Our last question for CD Projekt was naturally regarding Cyberpunk 2077's gameplay - what game interview would be complete without actually talking about how it works, right? More specifically, we asked them about the process of designing objectives in the game, as well as the ways players could use to approach and complete said objectives.
To that end, Blacha first talks about how the team wanted the game to feel for each individual. Basically, CD Projekt were aiming for an experience that made the player feel like the character they created felt authentic and uniquely theirs. With that nailed down, the devs then went to work crafting methods and objectives that helped to further that perspective, ensuring that there were a multitude of different ways players could approach each mission and complete them.
Of course, he brings up the fact that such a process is very hard work, and even a single mission involves various design teams and even writers, since the game also features missions and interactions that you can only complete by skillfully navigating the conversation. He refers to each mission having its own "strike team", who share ideas and input daily to make the experience a more immersive and fulfilling one, so fans like us can rest easy knowing that even the simplest of jobs in Cyberpunk 2077 have had a lot of thought put into them.

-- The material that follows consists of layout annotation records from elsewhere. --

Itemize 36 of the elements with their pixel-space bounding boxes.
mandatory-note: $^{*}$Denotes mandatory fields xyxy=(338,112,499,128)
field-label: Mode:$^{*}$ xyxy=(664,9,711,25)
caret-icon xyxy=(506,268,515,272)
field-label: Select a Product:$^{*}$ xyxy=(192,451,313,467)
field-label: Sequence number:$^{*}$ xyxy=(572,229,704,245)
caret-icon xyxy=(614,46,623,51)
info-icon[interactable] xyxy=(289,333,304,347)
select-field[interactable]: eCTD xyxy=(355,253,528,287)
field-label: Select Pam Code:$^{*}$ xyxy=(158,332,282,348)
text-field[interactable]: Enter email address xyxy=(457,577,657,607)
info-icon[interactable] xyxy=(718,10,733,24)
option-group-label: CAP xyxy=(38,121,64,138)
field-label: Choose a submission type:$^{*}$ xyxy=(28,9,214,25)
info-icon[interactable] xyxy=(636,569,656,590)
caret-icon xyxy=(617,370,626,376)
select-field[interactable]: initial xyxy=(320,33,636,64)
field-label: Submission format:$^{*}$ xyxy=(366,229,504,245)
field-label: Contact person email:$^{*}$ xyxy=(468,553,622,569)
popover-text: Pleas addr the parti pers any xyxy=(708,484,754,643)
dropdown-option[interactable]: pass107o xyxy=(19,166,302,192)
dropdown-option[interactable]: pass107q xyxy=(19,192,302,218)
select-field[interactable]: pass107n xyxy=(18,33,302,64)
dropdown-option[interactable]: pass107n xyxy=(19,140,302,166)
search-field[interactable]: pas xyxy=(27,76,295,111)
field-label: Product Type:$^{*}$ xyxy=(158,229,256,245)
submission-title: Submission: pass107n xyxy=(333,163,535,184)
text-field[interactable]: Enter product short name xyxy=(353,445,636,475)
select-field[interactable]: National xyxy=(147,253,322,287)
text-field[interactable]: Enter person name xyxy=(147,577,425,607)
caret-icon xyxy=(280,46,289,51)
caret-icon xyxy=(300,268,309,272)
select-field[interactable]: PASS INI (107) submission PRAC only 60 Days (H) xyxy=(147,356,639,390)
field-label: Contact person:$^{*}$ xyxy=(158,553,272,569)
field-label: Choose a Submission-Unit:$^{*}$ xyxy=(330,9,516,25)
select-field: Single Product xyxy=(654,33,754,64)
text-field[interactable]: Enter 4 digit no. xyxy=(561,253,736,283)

Lastly, with regard to the somewhat absurd degree of freedom that the game supposedly gives to players to explore Night City, Blacha admits that even the team wasn't sure where exactly to draw the lines. "The freedom we're offering the player also requires a lot of testing," he said, "and sometimes results in ways of finishing a mission we haven't thought of before.". However, he did assure us that these "new" methods are definitely worth looking into and that they might actually make their way into the game when the dust settles.
Cyberpunk 2077 certainly has a lot going for it when it does release later this year on 19 November, and with next-gen consoles like the Xbox Series X and PlayStation 5 set to drop around the holiday season as well, we're really hoping that the CD Projekt RED will be able to knock us out cold with the final product.
Well, not literally, of course - we can't play the game if that happens.